Thankfulness can be easily incorporated into daily family life. Consider taking time to have each person state something for which they are grateful. This can be done before meals, at bedtime, or at the beginning of the day. These statements can be as simple as, “I’m grateful we all woke up on time because now I am able to enjoy a meal with you.” During these moments parents may be surprised by what they learn from their children. Not only will it educate parents about their children’s priorities, this group focus also provides opportunities to show children other reasons to be grateful.

Writing about gratitude is another option. Parents can sit with their children to pen thank you notes. These acknowledgments can reflect gratitude towards a kind gesture, as well as gifts. Take the time to help your child think about the subject, then put the sentiment into words. Others may choose to keep daily gratitude journals, either public or private, in which each member of the family can write messages of appreciation.

Provide lessons in effort.
Most children are naïve about what it takes to fill a home with material possessions. Helping them better understand the work required to purchase these items will nurture their appreciation for what they already have and what they will receive. By offering children opportunities to secure goods for themselves, parents allow them to experience the work required to gain new things. Consequently, these experiences give children a sense of the value of other’s efforts.

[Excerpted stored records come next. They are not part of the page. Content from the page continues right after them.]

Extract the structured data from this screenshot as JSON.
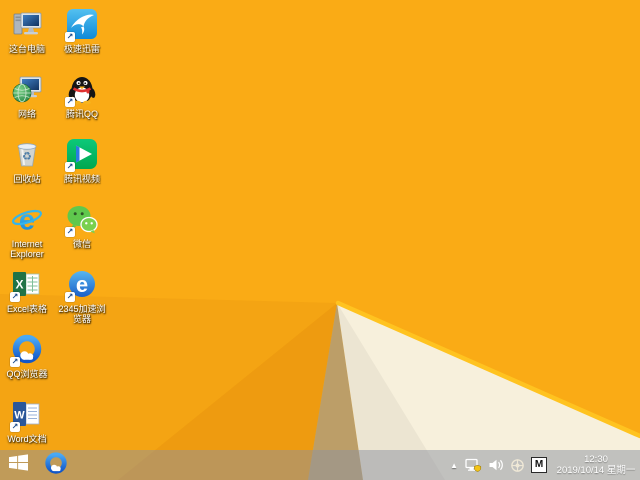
{
  "wallpaper": {
    "base": "#FAAB15",
    "facet_left_medium": "#F4A413",
    "facet_left_dark": "#EE9B10",
    "facet_tan": "#BC9E68",
    "facet_white": "#F7F0DC",
    "edge_highlight": "#FFC320"
  },
  "desktop": {
    "icons": [
      {
        "label": "这台电脑"
      },
      {
        "label": "网络"
      },
      {
        "label": "回收站"
      },
      {
        "label": "Internet Explorer"
      },
      {
        "label": "Excel表格"
      },
      {
        "label": "QQ浏览器"
      },
      {
        "label": "Word文档"
      },
      {
        "label": "极速迅雷"
      },
      {
        "label": "腾讯QQ"
      },
      {
        "label": "腾讯视频"
      },
      {
        "label": "微信"
      },
      {
        "label": "2345加速浏览器"
      }
    ]
  },
  "taskbar": {
    "input_indicator": "M",
    "clock": {
      "time": "12:30",
      "date": "2019/10/14 星期一"
    }
  }
}
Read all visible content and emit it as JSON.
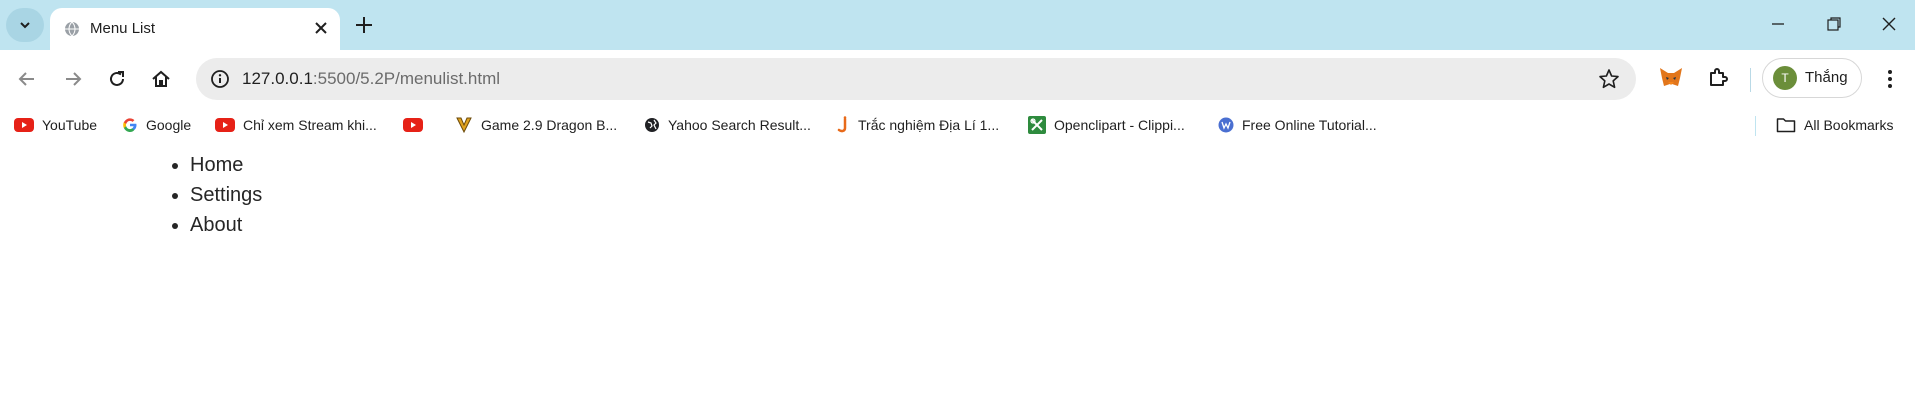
{
  "browser": {
    "tab_title": "Menu List",
    "url_host": "127.0.0.1",
    "url_rest": ":5500/5.2P/menulist.html",
    "profile_initial": "T",
    "profile_name": "Thắng",
    "all_bookmarks_label": "All Bookmarks",
    "bookmarks": [
      {
        "label": "YouTube",
        "icon": "youtube-icon"
      },
      {
        "label": "Google",
        "icon": "google-icon"
      },
      {
        "label": "Chỉ xem Stream khi...",
        "icon": "youtube-icon"
      },
      {
        "label": "",
        "icon": "youtube-icon"
      },
      {
        "label": "Game 2.9 Dragon B...",
        "icon": "v-logo-icon"
      },
      {
        "label": "Yahoo Search Result...",
        "icon": "globe-icon"
      },
      {
        "label": "Trắc nghiệm Địa Lí 1...",
        "icon": "j-logo-icon"
      },
      {
        "label": "Openclipart - Clippi...",
        "icon": "openclipart-icon"
      },
      {
        "label": "Free Online Tutorial...",
        "icon": "w-logo-icon"
      }
    ]
  },
  "page": {
    "menu_items": [
      "Home",
      "Settings",
      "About"
    ]
  },
  "colors": {
    "titlebar": "#bfe4f0",
    "omnibox": "#ececec",
    "avatar": "#6b8e3a",
    "youtube_red": "#e62117"
  }
}
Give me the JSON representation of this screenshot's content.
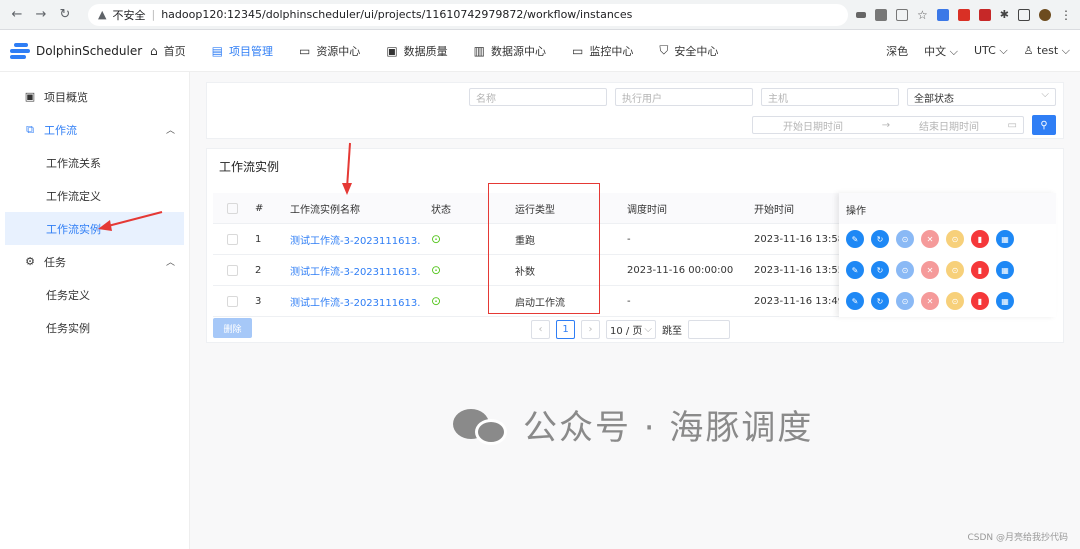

One way to achieve this is by granting children more freedom as they assume more responsibilities. It is important for parents to acknowledge the child’s efforts and to work together to decide upon a suitable reward. According to Nixon, children may also do extra household work to earn rewards or use a portion of their allowance to help purchase a desired item. “When kids participate in gaining ownership, they value the possession,” Nixon states. “When parents hand over every material possession their child grows up with an attitude of entitlement, rather than gratitude.”

Make the ongoing effort and reap the benefits.
As gratitude becomes a priority in your family, it will become habit and the effects of this new focus will become apparent. Besides improving emotional health and wellbeing, the resulting happiness will filter to your children. Ultimately, this attitude can affect every member of your household by breeding cooperation, empathy and compassion; all of which are important components for creating a happy home and children who are better equipped to manage the challenges of growing up.